Unlike workers, McMurtry writes when he has to and rarely before. He tours for much of the time between albums and only goes into the studio when he feels like he’s traveled as far as he can on the songs he’s got. His most recent album, Complicated Game, doesn’t have the overtly political moments of Childish Things and Just Us Kids—his last two albums of new material. Instead, it focuses more on stories and people; any political statements are extensions of their dramas. “Carlisle’s Haul” depicts a commercial fisherman fishing out of season because he needs the money, and while McMurtry sympathizes with his plight, he doesn’t share his politics.
“I believe we ought to regulate fisheries so we’ll still have them,” he says. “But I don’t make my living as a commercial fisherman like that guy does.”
In the past, recording for McMurtry meant going into the studio with his band and banging out takes until they have one “with some life in it.” When C.C. Adcock and Mike Napolitano produced Complicated Game in New Orleans, it was nothing like that. McMurtry met Adcock at The Continental Club, where both play when they’re in Austin, and they developed a relationship there. In the studio, Adcock and Napolitano built the songs track by track. “I’d come in and do a take with vocal and guitar to a click track, then do a clean guitar track with no vocal on it,” McMurtry says. “Then we’d replace the vocal, and then we’d listen and go, Okay, do we want to add drums to this or not?”

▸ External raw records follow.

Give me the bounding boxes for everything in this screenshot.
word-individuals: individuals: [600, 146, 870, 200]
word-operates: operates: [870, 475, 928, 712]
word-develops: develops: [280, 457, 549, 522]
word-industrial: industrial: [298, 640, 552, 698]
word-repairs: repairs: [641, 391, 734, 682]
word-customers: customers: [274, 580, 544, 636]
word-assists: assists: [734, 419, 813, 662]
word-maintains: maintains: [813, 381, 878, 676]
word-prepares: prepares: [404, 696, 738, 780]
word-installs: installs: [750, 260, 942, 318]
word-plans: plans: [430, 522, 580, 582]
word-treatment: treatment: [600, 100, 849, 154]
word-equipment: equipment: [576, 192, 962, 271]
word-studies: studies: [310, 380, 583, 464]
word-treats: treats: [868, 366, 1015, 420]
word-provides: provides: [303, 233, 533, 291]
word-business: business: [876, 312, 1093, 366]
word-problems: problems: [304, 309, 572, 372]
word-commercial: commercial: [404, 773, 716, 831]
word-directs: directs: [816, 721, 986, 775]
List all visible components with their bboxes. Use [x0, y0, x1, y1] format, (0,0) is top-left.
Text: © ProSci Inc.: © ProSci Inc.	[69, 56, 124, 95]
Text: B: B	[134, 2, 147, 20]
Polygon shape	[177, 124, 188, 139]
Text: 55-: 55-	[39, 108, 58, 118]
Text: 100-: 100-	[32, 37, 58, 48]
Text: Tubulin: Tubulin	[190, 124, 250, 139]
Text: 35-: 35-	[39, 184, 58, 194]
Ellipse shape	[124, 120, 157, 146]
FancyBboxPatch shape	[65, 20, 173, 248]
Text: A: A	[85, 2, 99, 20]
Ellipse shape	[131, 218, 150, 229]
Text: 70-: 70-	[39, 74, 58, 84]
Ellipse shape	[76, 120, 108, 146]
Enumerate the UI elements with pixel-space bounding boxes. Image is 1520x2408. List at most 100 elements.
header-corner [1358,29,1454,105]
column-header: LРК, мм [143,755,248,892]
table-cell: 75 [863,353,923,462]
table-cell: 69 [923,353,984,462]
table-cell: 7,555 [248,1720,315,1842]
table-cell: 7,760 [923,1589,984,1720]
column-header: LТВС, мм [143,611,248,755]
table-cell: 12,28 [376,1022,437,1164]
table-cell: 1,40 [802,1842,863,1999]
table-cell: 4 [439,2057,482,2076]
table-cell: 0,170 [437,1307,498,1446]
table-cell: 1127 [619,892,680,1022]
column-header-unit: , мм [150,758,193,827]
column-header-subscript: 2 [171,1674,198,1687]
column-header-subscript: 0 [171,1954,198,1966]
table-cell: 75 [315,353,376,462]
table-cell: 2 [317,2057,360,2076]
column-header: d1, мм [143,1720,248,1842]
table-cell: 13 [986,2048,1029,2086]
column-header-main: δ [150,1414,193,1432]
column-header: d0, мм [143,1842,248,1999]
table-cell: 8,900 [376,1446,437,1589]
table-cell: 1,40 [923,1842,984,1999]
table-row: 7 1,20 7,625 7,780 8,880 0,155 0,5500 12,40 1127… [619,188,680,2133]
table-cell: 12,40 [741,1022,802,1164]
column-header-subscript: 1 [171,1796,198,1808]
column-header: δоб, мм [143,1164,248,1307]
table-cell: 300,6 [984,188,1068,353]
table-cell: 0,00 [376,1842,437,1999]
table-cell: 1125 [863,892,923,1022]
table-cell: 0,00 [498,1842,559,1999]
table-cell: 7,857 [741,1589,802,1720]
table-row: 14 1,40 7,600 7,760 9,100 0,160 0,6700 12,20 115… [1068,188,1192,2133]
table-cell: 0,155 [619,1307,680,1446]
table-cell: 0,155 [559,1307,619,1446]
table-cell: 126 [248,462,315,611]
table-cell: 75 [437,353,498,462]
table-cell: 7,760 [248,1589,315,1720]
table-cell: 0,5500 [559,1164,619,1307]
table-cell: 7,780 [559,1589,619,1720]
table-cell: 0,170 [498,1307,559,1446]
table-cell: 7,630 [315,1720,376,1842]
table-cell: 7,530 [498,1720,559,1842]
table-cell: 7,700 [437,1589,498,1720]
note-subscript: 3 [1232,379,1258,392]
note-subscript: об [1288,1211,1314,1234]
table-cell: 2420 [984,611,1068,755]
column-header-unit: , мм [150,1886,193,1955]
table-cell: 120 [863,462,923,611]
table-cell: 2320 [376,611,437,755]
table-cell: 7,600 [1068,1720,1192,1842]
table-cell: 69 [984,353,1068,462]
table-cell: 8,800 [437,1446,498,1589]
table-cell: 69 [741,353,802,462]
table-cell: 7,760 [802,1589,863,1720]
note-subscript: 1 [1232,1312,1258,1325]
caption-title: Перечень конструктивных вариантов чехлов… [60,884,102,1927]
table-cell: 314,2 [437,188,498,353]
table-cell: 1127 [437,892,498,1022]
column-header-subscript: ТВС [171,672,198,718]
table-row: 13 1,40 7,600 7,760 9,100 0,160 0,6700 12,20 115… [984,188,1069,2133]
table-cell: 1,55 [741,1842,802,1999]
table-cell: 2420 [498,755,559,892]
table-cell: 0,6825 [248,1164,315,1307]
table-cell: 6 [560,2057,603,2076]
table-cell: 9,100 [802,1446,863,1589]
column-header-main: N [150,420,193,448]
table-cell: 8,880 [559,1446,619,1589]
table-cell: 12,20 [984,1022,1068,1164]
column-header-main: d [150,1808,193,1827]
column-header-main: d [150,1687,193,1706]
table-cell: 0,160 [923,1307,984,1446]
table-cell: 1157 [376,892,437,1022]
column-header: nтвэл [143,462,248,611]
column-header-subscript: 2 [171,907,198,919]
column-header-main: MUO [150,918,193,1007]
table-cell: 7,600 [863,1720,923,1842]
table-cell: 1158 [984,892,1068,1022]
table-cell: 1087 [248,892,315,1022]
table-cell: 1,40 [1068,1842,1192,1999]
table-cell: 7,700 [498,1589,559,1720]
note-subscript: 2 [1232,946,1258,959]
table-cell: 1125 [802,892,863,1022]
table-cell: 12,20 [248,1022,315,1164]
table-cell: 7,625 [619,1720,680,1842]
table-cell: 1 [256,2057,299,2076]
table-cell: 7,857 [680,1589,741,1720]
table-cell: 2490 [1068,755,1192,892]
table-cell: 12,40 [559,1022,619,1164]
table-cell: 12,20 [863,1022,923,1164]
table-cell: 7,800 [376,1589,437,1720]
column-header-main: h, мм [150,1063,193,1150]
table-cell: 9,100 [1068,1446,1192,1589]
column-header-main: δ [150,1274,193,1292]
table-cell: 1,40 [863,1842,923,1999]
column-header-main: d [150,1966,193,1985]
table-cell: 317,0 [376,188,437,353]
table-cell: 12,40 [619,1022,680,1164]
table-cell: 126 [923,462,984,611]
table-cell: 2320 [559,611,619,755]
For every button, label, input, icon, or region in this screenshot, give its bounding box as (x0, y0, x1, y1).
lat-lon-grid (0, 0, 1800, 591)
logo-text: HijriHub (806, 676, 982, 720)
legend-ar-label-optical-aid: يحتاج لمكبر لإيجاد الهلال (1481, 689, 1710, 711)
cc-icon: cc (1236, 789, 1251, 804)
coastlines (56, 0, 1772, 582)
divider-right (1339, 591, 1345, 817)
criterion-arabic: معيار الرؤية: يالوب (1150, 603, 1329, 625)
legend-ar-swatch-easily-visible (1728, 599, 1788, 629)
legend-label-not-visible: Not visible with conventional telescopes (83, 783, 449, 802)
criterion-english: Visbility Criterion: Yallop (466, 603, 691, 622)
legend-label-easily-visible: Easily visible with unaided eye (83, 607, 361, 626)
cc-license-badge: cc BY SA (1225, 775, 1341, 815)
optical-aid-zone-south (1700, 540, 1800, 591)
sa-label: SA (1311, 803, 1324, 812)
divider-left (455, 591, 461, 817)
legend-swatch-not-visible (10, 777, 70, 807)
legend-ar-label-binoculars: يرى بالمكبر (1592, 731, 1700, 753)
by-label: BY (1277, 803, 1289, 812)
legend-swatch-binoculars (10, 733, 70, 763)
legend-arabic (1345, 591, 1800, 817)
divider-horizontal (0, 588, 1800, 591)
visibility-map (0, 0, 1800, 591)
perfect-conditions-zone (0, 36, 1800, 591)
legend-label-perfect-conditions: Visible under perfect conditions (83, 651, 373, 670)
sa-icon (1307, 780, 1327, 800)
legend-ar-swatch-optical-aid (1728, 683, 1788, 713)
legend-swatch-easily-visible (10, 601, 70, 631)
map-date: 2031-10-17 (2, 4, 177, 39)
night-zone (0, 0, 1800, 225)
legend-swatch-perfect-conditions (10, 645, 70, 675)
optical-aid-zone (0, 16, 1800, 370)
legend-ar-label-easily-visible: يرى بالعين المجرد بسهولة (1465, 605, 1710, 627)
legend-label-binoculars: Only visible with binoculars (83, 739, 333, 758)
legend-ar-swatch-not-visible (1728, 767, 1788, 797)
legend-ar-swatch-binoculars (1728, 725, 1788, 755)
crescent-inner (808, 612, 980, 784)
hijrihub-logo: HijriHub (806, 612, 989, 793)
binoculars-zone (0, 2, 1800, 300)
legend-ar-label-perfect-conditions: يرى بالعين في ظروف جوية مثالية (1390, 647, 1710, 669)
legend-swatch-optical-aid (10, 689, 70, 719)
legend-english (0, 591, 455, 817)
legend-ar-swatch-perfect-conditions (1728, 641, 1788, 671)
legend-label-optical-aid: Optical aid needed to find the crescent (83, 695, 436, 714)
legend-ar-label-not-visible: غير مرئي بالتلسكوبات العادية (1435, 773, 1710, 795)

That’s not his preferred way of working, but it suited the realities of his career. McMurtry’s money comes on the road, and even if he had the money to hole up in a studio for a month or so to make an album, he and his band can’t take a month without gigs. Instead, he’d come to New Orleans, lay down some tracks for a few days, then fly back to Austin, get in the van with the band and go to work. “Meanwhile, Charles and Nappy would go through the tapes saying, Okay, do we want Ivan [Neville] to sing on that?” Adcock and Napolitano brought in former Heartbreaker Benmont Tench for a week to lay down organ parts for the album, and he got his parts done without ever meeting McMurtry. McMurtry did, however, see one of Neville’s harmony vocal sessions and was blown away. Or as blown away McMurtry can be.
“I’ve never seen a harmony session go that smooth,” he says. “Harmony and vocal sessions can be painful, trying to get a singer to match your phrasing and sing the right notes at the right time can be hard. Ivan walked in there and nailed it.”
The precise language and storytelling in McMurtry’s songs suggest that his lyrics are carefully crafted. The vocabulary of “Carlisle’s Haul” is so specific that it’s easy to imagine him doing research to find it, but that wasn’t the case. What little he knows he picked up as a teenager in the ’70s while visiting a friend’s summer house near the mouth of the Potomac River. For the most part, McMurtry writes syllable by syllable, finding his story a detail and action at a time. Because the characters in his stories are so concrete, it’s tempting to assume that he has thought them through. That, like most assumptions and conclusions you’re inclined to draw about James McMurtry, would be wrong. How well does he know the people in his songs? “About as well as you know someone at the end of the bar who you talked to for three hours for no particular reason.”
How well does he have to know them? “Not well at all. You just have to have enough words to make the song.”